Beyond Generative Models: AI in Agriculture

While the public often associates artificial intelligence with consumer-facing tools like chatbots or virtual assistants, Syngenta is utilizing the technology in far more profound ways. The company views AI as a catalyst for fundamentally restructuring research and development, aiming to bring next-generation crop protection solutions to the global market more efficiently.

Martin Clough, head of Crop Protection R&D Digital, Collaborations, and Sustainability at Syngenta, emphasized that their focus extends beyond simple automation. «What we're trying to do is bring differentiated innovation into the hands of farmers,» Clough noted. He explained that the goal is to create products that are significantly more effective and valuable than existing market options, ensuring they are both affordable and relevant to the pressing challenges farmers face today.


The Role of Cropwise in Farm Management

During a recent webinar hosted by the International Forum for Agricultural Journalists, Clough and Andre Piza, Syngenta’s global head of Digital Agtech, discussed the evolution of Cropwise. This integrated platform serves as the backbone for the company’s digital solutions.

For nearly two years, Cropwise has incorporated generative AI to analyze vast datasets, including:

  • Over two decades of historical weather patterns.
  • Comprehensive soil condition data.
  • More than 80,000 observations regarding crop growth stages.
  • Historical yield data from extensive R&D and on-farm trials.

According to Piza, every feature within Cropwise now utilizes some level of AI to facilitate better, faster decision-making for growers. These digital tools are designed to optimize everything from daily machinery routes to long-term operational strategies, regardless of the size of the farming operation.


Accelerating Scientific Discovery

Behind the scenes, Syngenta is using AI to overhaul traditional scientific methodologies. Clough highlighted four critical areas where AI is making a significant impact:

  1. Discovering new modes of action.
  2. Developing comprehensive product profiles.
  3. Enhancing performance and safety predictions.
  4. Efficiently capturing and analyzing trial data.
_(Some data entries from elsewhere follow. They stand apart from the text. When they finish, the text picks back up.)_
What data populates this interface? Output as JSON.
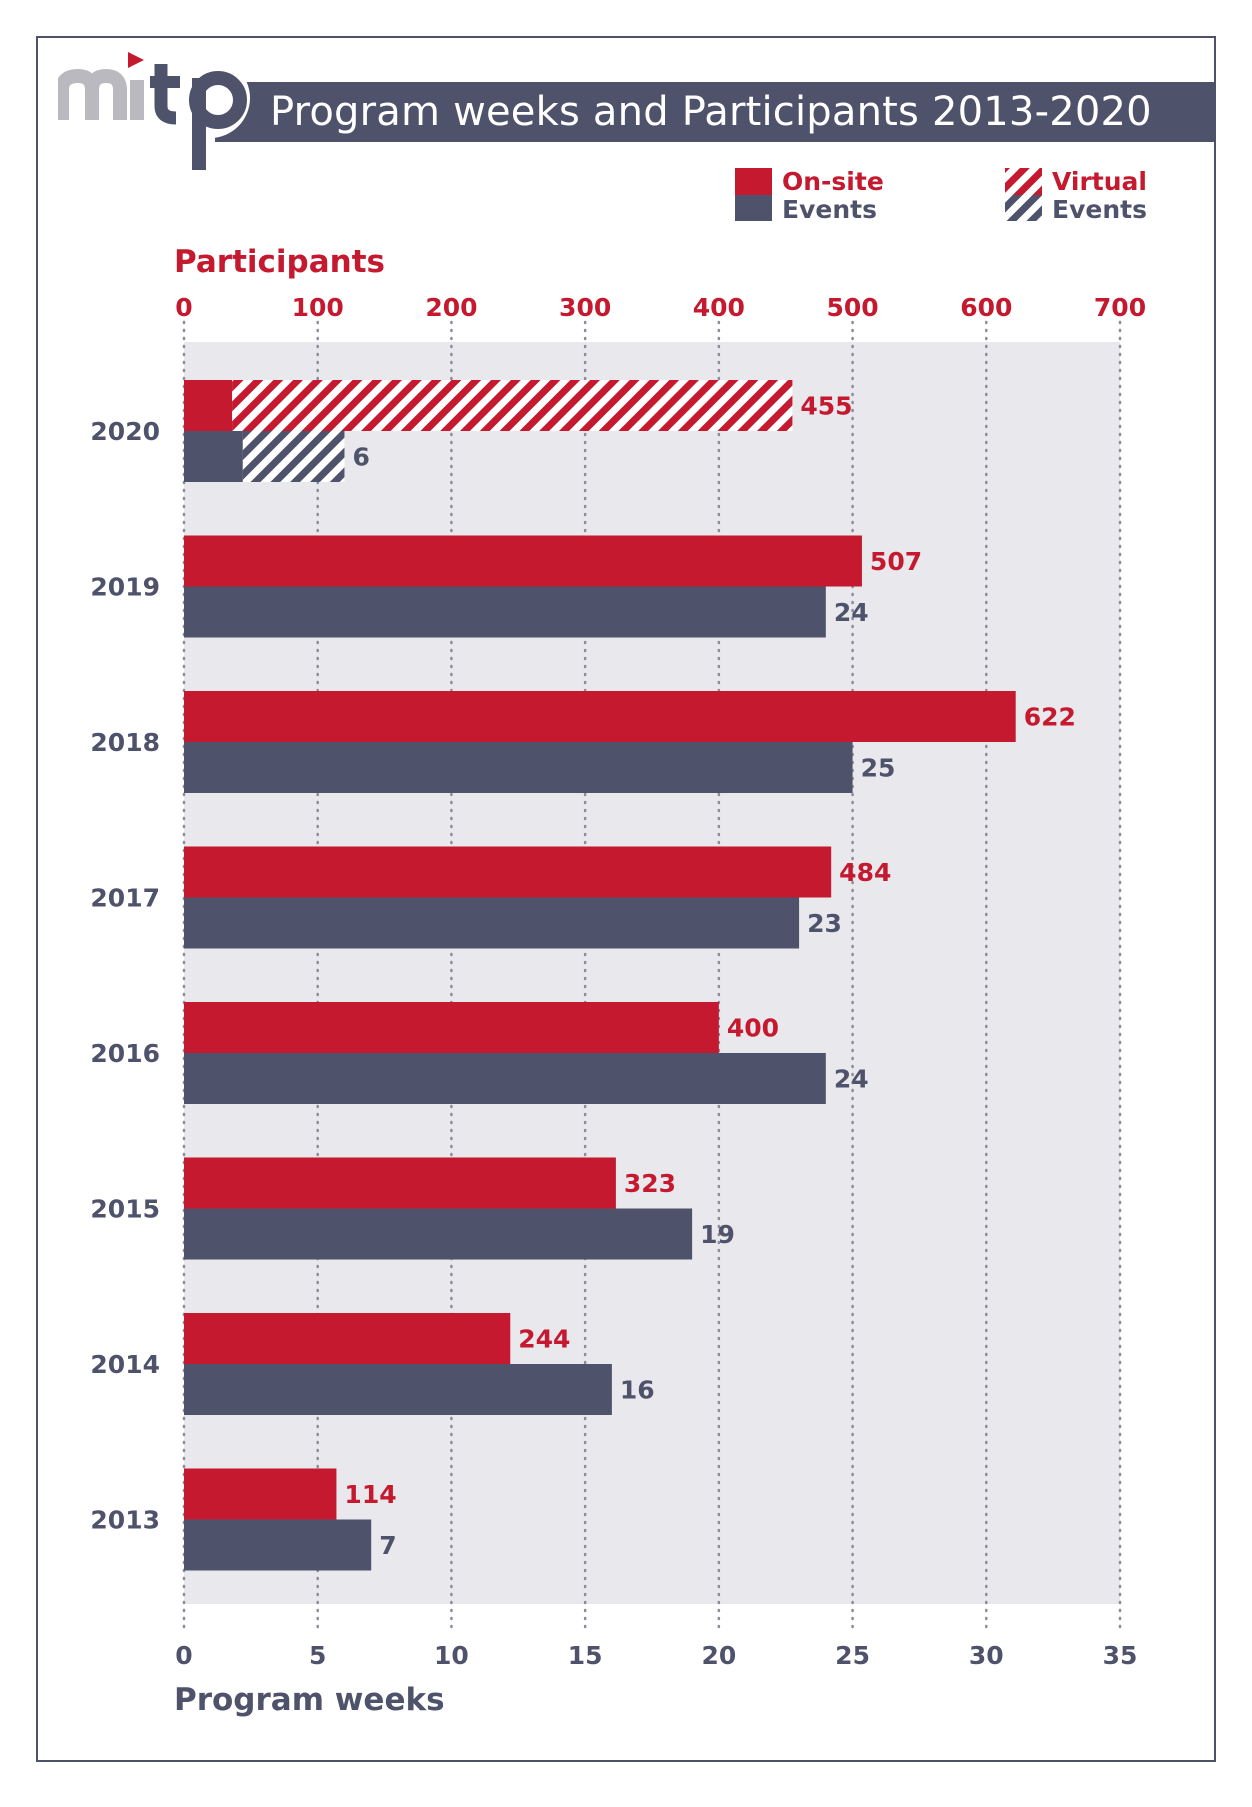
{
  "header": {
    "logo_text": "mitp",
    "title": "Program weeks and Participants 2013-2020"
  },
  "legend": {
    "onsite_label": "On-site",
    "virtual_label": "Virtual",
    "events_label": "Events"
  },
  "colors": {
    "participants": "#c4192e",
    "weeks": "#4f526b",
    "plot_background": "#e9e8ed",
    "frame": "#4f526b"
  },
  "chart_data": {
    "type": "bar",
    "orientation": "horizontal",
    "categories": [
      "2020",
      "2019",
      "2018",
      "2017",
      "2016",
      "2015",
      "2014",
      "2013"
    ],
    "series": [
      {
        "name": "On-site",
        "axis": "top",
        "values": [
          455,
          507,
          622,
          484,
          400,
          323,
          244,
          114
        ],
        "virtual_part": [
          419,
          0,
          0,
          0,
          0,
          0,
          0,
          0
        ]
      },
      {
        "name": "Events",
        "axis": "bottom",
        "values": [
          6,
          24,
          25,
          23,
          24,
          19,
          16,
          7
        ],
        "virtual_part": [
          3.8,
          0,
          0,
          0,
          0,
          0,
          0,
          0
        ]
      }
    ],
    "top_axis": {
      "label": "Participants",
      "ticks": [
        "0",
        "100",
        "200",
        "300",
        "400",
        "500",
        "600",
        "700"
      ],
      "range": [
        0,
        700
      ]
    },
    "bottom_axis": {
      "label": "Program weeks",
      "ticks": [
        "0",
        "5",
        "10",
        "15",
        "20",
        "25",
        "30",
        "35"
      ],
      "range": [
        0,
        35
      ]
    },
    "grid": "dotted vertical",
    "legend_position": "top-right"
  }
}
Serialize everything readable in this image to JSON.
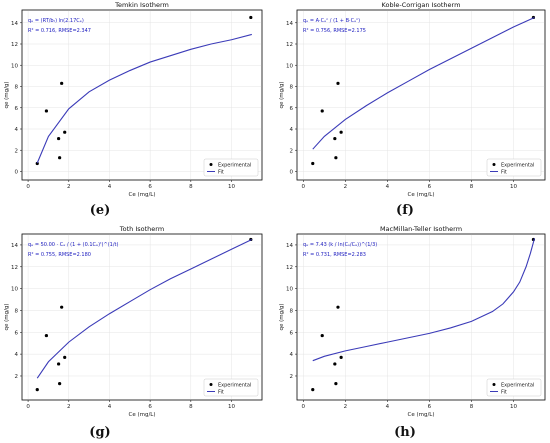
{
  "figure": {
    "background": "#ffffff",
    "fit_color": "#3b3bb8",
    "point_color": "#000000"
  },
  "chart_data": [
    {
      "type": "scatter",
      "panel": "(e)",
      "title": "Temkin Isotherm",
      "equation_line1": "qₑ = (RT/bₜ) ln(2.17Cₑ)",
      "equation_line2": "R² = 0.716, RMSE=2.347",
      "xlabel": "Ce (mg/L)",
      "ylabel": "qe (mg/g)",
      "xlim": [
        -0.3,
        11.5
      ],
      "ylim": [
        -0.8,
        15.2
      ],
      "xticks": [
        0,
        2,
        4,
        6,
        8,
        10
      ],
      "yticks": [
        0,
        2,
        4,
        6,
        8,
        10,
        12,
        14
      ],
      "grid": true,
      "legend": {
        "placement": "bottom-right",
        "entries": [
          "Experimental",
          "Fit"
        ]
      },
      "series": [
        {
          "name": "Experimental",
          "kind": "points",
          "x": [
            0.45,
            0.9,
            1.5,
            1.55,
            1.65,
            1.8,
            10.95
          ],
          "y": [
            0.75,
            5.7,
            3.1,
            1.3,
            8.3,
            3.7,
            14.5
          ]
        },
        {
          "name": "Fit",
          "kind": "line",
          "x": [
            0.45,
            1,
            2,
            3,
            4,
            5,
            6,
            7,
            8,
            9,
            10,
            11
          ],
          "y": [
            0.8,
            3.3,
            5.9,
            7.5,
            8.6,
            9.5,
            10.3,
            10.9,
            11.5,
            12.0,
            12.4,
            12.9
          ]
        }
      ]
    },
    {
      "type": "scatter",
      "panel": "(f)",
      "title": "Koble-Corrigan Isotherm",
      "equation_line1": "qₑ = A·Cₑⁿ / (1 + B·Cₑⁿ)",
      "equation_line2": "R² = 0.756, RMSE=2.175",
      "xlabel": "Ce (mg/L)",
      "ylabel": "qe (mg/g)",
      "xlim": [
        -0.3,
        11.5
      ],
      "ylim": [
        -0.8,
        15.2
      ],
      "xticks": [
        0,
        2,
        4,
        6,
        8,
        10
      ],
      "yticks": [
        0,
        2,
        4,
        6,
        8,
        10,
        12,
        14
      ],
      "grid": true,
      "legend": {
        "placement": "bottom-right",
        "entries": [
          "Experimental",
          "Fit"
        ]
      },
      "series": [
        {
          "name": "Experimental",
          "kind": "points",
          "x": [
            0.45,
            0.9,
            1.5,
            1.55,
            1.65,
            1.8,
            10.95
          ],
          "y": [
            0.75,
            5.7,
            3.1,
            1.3,
            8.3,
            3.7,
            14.5
          ]
        },
        {
          "name": "Fit",
          "kind": "line",
          "x": [
            0.45,
            1,
            2,
            3,
            4,
            5,
            6,
            7,
            8,
            9,
            10,
            11
          ],
          "y": [
            2.1,
            3.3,
            4.9,
            6.2,
            7.4,
            8.5,
            9.6,
            10.6,
            11.6,
            12.6,
            13.6,
            14.5
          ]
        }
      ]
    },
    {
      "type": "scatter",
      "panel": "(g)",
      "title": "Toth Isotherm",
      "equation_line1": "qₑ = 50.00 · Cₑ / (1 + (0.1Cₑ)ᵗ)^(1/t)",
      "equation_line2": "R² = 0.755, RMSE=2.180",
      "xlabel": "Ce (mg/L)",
      "ylabel": "qe (mg/g)",
      "xlim": [
        -0.3,
        11.5
      ],
      "ylim": [
        -0.2,
        15.0
      ],
      "xticks": [
        0,
        2,
        4,
        6,
        8,
        10
      ],
      "yticks": [
        2,
        4,
        6,
        8,
        10,
        12,
        14
      ],
      "grid": true,
      "legend": {
        "placement": "bottom-right",
        "entries": [
          "Experimental",
          "Fit"
        ]
      },
      "series": [
        {
          "name": "Experimental",
          "kind": "points",
          "x": [
            0.45,
            0.9,
            1.5,
            1.55,
            1.65,
            1.8,
            10.95
          ],
          "y": [
            0.75,
            5.7,
            3.1,
            1.3,
            8.3,
            3.7,
            14.5
          ]
        },
        {
          "name": "Fit",
          "kind": "line",
          "x": [
            0.45,
            1,
            2,
            3,
            4,
            5,
            6,
            7,
            8,
            9,
            10,
            11
          ],
          "y": [
            1.8,
            3.3,
            5.1,
            6.5,
            7.7,
            8.8,
            9.9,
            10.9,
            11.8,
            12.7,
            13.6,
            14.5
          ]
        }
      ]
    },
    {
      "type": "scatter",
      "panel": "(h)",
      "title": "MacMillan-Teller Isotherm",
      "equation_line1": "qₑ = 7.43 (k / ln(Cₛ/Cₑ))^(1/3)",
      "equation_line2": "R² = 0.731, RMSE=2.283",
      "xlabel": "Ce (mg/L)",
      "ylabel": "qe (mg/g)",
      "xlim": [
        -0.3,
        11.5
      ],
      "ylim": [
        -0.2,
        15.0
      ],
      "xticks": [
        0,
        2,
        4,
        6,
        8,
        10
      ],
      "yticks": [
        2,
        4,
        6,
        8,
        10,
        12,
        14
      ],
      "grid": true,
      "legend": {
        "placement": "bottom-right",
        "entries": [
          "Experimental",
          "Fit"
        ]
      },
      "series": [
        {
          "name": "Experimental",
          "kind": "points",
          "x": [
            0.45,
            0.9,
            1.5,
            1.55,
            1.65,
            1.8,
            10.95
          ],
          "y": [
            0.75,
            5.7,
            3.1,
            1.3,
            8.3,
            3.7,
            14.5
          ]
        },
        {
          "name": "Fit",
          "kind": "line",
          "x": [
            0.45,
            1,
            2,
            3,
            4,
            5,
            6,
            7,
            8,
            9,
            9.5,
            10,
            10.3,
            10.6,
            10.8,
            11
          ],
          "y": [
            3.4,
            3.8,
            4.3,
            4.7,
            5.1,
            5.5,
            5.9,
            6.4,
            7.0,
            7.9,
            8.6,
            9.7,
            10.6,
            12.0,
            13.2,
            14.6
          ]
        }
      ]
    }
  ]
}
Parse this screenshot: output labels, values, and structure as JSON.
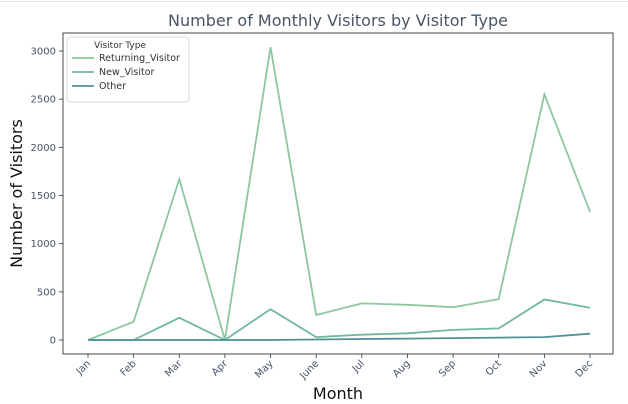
{
  "chart_data": {
    "type": "line",
    "title": "Number of Monthly Visitors by Visitor Type",
    "xlabel": "Month",
    "ylabel": "Number of Visitors",
    "categories": [
      "Jan",
      "Feb",
      "Mar",
      "Apr",
      "May",
      "June",
      "Jul",
      "Aug",
      "Sep",
      "Oct",
      "Nov",
      "Dec"
    ],
    "ylim": [
      -130,
      3190
    ],
    "yticks": [
      0,
      500,
      1000,
      1500,
      2000,
      2500,
      3000
    ],
    "grid": false,
    "legend": {
      "title": "Visitor Type",
      "placement": "top-left"
    },
    "series": [
      {
        "name": "Returning_Visitor",
        "color": "#8cc7a1",
        "values": [
          0,
          190,
          1670,
          0,
          3040,
          260,
          380,
          365,
          340,
          425,
          2550,
          1330
        ]
      },
      {
        "name": "New_Visitor",
        "color": "#70b79f",
        "values": [
          0,
          0,
          230,
          0,
          320,
          30,
          55,
          70,
          105,
          120,
          420,
          335
        ]
      },
      {
        "name": "Other",
        "color": "#4f8f97",
        "values": [
          0,
          0,
          0,
          0,
          0,
          5,
          10,
          15,
          20,
          25,
          30,
          65
        ]
      }
    ]
  }
}
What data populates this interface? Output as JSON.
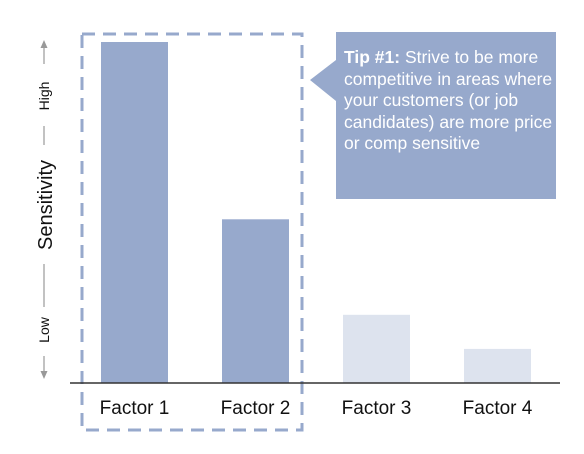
{
  "chart_data": {
    "type": "bar",
    "title": "",
    "xlabel": "",
    "ylabel": "Sensitivity",
    "ylabel_low": "Low",
    "ylabel_high": "High",
    "categories": [
      "Factor 1",
      "Factor 2",
      "Factor 3",
      "Factor 4"
    ],
    "values": [
      100,
      48,
      20,
      10
    ],
    "ylim": [
      0,
      100
    ],
    "highlighted": [
      true,
      true,
      false,
      false
    ],
    "colors": {
      "highlight_bar": "#97a9cc",
      "dim_bar": "#dde3ee",
      "callout": "#97a9cc",
      "frame": "#97a9cc",
      "axis": "#333333",
      "arrow": "#999999"
    },
    "grid": false,
    "legend": "none",
    "annotation": {
      "title": "Tip #1:",
      "text": "Strive to be more competitive in areas where your customers (or job candidates) are more price or comp sensitive"
    }
  }
}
«These generative models allow us to do the equivalent of solving a Rubik's Cube all six sides at once,» Clough stated. By utilizing multi-parameter optimization, the team can tailor products to specific farmer needs, such as cost constraints and regional resistance challenges, effectively condensing years of traditional development work into a matter of months.


Future Outlook

While the breakthrough products currently being developed through these advanced AI models are likely five to ten years away from commercial availability, the strategy remains clear. Syngenta is committed to leveraging predictive technology to ensure that future agricultural services are deeply aligned with the evolving needs of the farming community, ultimately bridging the gap between high-tech research and practical field application.